Von Fehlsichtigkeit spricht man, wenn das Sehvermögen eines Auges nicht optimal ist oder nicht der Norm entspricht. Die beiden bekanntesten Formen der Fehlsichtigkeit sind Weit- und Kurzsichtigkeit. Bei diesen befindet sich der Brennpunkt des einfallenden Lichtes nicht auf der Netzhautebene, sondern davor oder dahinter. Bei Kurzsichtigen ist meistens der Augapfel zu lang, wodurch sich der Fokus vor der Netzhaut befindet. Weiter entfernte Objekte werden dadurch unscharf wahrgenommen. Je länger der Augapfel ist, umso stärker ausgeprägter ist die Fehlsichtigkeit.
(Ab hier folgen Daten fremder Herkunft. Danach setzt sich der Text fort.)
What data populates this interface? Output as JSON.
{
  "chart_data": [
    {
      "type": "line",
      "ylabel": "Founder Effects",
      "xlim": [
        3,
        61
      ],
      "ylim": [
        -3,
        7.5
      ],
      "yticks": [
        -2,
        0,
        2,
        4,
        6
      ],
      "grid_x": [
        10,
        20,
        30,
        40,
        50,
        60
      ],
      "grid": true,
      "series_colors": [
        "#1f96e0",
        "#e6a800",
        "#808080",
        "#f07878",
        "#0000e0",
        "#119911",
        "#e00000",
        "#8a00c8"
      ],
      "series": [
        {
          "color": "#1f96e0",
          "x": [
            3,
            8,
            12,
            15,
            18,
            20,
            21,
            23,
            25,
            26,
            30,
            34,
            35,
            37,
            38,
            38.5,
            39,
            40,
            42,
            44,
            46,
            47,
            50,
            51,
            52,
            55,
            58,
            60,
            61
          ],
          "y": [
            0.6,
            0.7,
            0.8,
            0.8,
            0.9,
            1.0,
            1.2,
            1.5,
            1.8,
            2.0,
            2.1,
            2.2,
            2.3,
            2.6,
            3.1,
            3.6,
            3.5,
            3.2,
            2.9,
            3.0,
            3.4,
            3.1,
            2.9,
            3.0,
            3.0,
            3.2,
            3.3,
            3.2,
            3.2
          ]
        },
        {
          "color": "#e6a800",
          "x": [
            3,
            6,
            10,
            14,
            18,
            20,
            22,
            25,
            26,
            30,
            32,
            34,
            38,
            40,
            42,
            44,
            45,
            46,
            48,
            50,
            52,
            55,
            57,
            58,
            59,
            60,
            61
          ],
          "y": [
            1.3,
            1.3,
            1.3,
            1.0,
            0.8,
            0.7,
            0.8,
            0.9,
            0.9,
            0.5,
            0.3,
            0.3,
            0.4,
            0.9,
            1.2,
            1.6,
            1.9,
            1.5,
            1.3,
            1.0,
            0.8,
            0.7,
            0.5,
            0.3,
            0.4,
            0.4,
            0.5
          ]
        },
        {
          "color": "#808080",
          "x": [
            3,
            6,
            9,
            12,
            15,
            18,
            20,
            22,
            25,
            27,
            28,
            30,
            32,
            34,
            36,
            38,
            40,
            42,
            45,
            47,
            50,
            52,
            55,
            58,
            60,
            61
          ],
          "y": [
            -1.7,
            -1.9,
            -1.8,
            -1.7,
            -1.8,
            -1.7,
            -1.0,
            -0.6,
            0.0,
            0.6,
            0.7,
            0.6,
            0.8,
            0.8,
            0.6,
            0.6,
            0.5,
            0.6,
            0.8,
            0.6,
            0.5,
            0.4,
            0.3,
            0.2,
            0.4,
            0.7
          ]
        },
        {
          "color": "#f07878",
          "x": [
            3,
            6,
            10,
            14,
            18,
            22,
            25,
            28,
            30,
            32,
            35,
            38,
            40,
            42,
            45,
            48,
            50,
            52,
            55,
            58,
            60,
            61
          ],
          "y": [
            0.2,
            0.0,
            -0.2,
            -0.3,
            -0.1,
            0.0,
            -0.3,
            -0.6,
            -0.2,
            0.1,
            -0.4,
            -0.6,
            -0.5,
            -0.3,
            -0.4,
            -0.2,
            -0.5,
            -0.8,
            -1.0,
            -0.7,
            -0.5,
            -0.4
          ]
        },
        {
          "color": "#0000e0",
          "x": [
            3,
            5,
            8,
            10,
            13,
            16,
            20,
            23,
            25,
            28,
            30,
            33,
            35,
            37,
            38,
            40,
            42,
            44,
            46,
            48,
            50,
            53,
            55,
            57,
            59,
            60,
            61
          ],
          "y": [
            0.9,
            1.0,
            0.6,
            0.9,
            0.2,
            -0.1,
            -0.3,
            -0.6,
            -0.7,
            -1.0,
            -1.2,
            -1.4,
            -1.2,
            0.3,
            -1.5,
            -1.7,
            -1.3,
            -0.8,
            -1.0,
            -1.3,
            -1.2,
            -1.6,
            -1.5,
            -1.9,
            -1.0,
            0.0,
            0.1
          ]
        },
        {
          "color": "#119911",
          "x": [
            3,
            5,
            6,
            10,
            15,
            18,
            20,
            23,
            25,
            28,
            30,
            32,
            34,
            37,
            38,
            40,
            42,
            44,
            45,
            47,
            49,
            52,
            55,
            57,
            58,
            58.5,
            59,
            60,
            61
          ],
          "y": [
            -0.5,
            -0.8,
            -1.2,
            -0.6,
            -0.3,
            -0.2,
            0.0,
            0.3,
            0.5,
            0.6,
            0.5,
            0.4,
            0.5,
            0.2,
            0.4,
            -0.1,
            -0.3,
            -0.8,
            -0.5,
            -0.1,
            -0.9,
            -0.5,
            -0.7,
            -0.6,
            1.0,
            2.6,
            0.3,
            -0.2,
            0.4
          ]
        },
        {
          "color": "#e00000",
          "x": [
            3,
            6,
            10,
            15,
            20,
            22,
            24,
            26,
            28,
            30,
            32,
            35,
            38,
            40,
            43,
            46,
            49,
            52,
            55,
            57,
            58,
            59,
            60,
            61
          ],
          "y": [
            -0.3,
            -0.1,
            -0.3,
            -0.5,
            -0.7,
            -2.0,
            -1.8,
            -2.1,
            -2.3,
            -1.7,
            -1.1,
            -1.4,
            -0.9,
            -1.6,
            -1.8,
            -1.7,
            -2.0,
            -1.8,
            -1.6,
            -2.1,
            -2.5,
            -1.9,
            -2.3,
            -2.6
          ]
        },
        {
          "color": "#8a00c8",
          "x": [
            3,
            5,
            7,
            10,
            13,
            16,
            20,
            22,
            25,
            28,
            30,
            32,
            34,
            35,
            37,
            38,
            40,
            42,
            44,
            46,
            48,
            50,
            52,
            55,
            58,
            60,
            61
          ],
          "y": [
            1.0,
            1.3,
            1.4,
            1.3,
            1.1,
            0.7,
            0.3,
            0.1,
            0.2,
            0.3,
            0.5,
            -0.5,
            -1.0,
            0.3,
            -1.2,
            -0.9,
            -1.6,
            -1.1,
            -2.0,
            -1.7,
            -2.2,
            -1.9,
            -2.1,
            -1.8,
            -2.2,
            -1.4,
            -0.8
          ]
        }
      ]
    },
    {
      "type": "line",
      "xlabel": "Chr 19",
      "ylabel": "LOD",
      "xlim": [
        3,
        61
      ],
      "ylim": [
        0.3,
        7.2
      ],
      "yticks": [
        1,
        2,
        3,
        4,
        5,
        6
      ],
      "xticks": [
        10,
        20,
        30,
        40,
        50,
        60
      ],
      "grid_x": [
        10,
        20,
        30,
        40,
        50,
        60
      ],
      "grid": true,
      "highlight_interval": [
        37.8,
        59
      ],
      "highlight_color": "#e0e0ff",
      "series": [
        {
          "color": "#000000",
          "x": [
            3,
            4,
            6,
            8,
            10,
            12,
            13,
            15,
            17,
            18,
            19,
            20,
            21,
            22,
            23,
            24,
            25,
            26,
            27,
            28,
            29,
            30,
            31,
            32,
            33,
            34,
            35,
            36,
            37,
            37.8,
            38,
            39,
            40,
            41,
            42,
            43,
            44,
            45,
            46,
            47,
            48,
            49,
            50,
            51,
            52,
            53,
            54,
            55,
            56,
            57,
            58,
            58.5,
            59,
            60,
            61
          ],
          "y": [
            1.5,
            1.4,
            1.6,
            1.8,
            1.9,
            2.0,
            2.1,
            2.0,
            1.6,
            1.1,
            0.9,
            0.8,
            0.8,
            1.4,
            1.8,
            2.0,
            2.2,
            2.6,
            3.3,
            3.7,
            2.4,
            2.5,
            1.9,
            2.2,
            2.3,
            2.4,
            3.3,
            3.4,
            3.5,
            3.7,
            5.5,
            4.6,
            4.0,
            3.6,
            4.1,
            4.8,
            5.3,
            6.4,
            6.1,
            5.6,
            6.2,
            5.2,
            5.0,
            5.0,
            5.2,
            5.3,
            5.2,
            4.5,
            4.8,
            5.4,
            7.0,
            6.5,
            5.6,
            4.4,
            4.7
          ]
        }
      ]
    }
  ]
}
Bei der Weitsichtigkeit ist genau das Gegenteil der Fall. Der Augapfel ist zu kurz, wodurch die gebrochenen Strahlen erst in einem theoretischen Punkt hinter der Netzhaut zusammenlaufen. So werden nahe gelegene Objekte unscharf dargestellt. Jüngere Menschen können die Weitsichtigkeit oft noch durch Akkommodation lange Zeit ausgleichen. Diese Fähigkeit lässt aber mit steigendem Alter nach, so dass eine Brille benötigt wird.
Eine weitere Form der Fehlsichtigkeit ist die Stabsichtigkeit bzw. Hornhautverkrümmung. Dabei ist die Hornhaut des Auges nicht gleichmäßig gekrümmt. Dies kann angeboren, aber auch Folge einer Verletzung sein. Ein punktförmiges Objekt stellt sich durch die Verkrümmung dem Betroffenen als Strich oder Stab dar.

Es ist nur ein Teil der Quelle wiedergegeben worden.